Hoje o Projeto Com.Vida tem mais de 80 profissionais voluntários inscritos e atende no momento a 12 famílias. Outros 100 pacientes já realizaram um pré-cadastro para participar de uma triagem realizada pela equipe.
"Eu e um médico analisamos a ficha de cada paciente, observamos se ele se encaixa nos critérios que estabelecemos, porque é impossível atender a todos, e avisamos o grupo de profissionais para ver quem pode atender o caso", conta.
O tratamento é oferecido para pessoas que foram internadas e sofreram sequelas graves da covid. A equipe se compromete a acompanhar a família por ao menos 30 dias. Há profissionais em todo o país, como fisioterapeutas, fonoaudiólogos, psicólogos, médicos, enfermeiros e nutricionistas. Por enquanto, a maioria dos atendimentos é feito por telemedicina.
Voluntária virou uma das coordenadoras do projeto
Uma dessas voluntárias é a psicóloga Luciana Deutscher, que virou uma das coordenadoras do projeto. "É muito importante nessa hora ter empatia, poder ajudar o próximo com a minha profissão, com o que eu conheço e o que eu sei fazer", diz.
Ela chegou a desenvolver um protocolo de atendimento específico para pacientes que tiveram a doença, a fim de identificar uma série de problemas psicológicos que podem ser desencadeados pela covid e diferenciá-los de quadros anteriores de depressão e ansiedade.

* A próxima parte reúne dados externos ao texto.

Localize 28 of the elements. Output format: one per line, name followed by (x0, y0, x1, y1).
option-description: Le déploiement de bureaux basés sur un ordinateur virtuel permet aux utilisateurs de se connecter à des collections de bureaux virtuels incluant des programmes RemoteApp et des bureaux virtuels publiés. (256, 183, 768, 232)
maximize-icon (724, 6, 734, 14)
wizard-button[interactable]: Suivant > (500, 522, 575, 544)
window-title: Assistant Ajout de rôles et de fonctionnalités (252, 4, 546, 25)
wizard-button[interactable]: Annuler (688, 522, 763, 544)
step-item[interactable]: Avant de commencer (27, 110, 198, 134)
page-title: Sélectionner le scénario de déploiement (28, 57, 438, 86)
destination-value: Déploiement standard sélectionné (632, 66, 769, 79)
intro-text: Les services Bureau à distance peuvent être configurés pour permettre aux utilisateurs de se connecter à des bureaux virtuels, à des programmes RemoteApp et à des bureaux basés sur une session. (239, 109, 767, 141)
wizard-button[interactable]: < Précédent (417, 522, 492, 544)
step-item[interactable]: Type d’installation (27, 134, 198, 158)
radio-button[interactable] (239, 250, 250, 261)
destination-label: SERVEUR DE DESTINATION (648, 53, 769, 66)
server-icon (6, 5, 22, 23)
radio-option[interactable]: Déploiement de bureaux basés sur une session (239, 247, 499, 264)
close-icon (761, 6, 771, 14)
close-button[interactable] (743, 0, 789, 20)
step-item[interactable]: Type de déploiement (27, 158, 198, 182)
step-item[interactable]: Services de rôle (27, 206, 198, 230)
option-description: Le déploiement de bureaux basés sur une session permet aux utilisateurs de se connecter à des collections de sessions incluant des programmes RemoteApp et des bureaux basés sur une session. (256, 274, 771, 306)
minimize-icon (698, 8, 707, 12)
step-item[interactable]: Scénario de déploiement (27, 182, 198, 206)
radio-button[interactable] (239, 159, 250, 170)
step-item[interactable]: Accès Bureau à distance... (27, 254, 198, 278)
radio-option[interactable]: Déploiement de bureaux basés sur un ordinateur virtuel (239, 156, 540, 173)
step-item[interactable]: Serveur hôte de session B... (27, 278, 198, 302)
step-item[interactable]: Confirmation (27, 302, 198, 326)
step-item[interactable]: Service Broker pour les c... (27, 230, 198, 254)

"Alguns pacientes pós-covid têm alterações neurológicas, relatam alucinações, perda de memória recente e síndrome do pânico, quadro desencadeado pelas sequelas motoras da doença, como não conseguir andar, prender o cabelo ou girar a maçaneta da porta. É frequente que eles tenham problemas emocionais pelo medo de não voltar ao normal", explica a psicóloga.
Além desse tipo de terapia, o projeto também prevê apoio para a realização de exames e gastos com medicamentos.
Agora, Raquel decidiu criar uma instituição com o nome do pai e pretende ampliar o projeto. "Ele sempre me dizia: filha, você tem que contar para as pessoas que a covid pode ter sequelas graves. Se eu conseguir tocar o coração de alguém, essa missão já valeu a pena."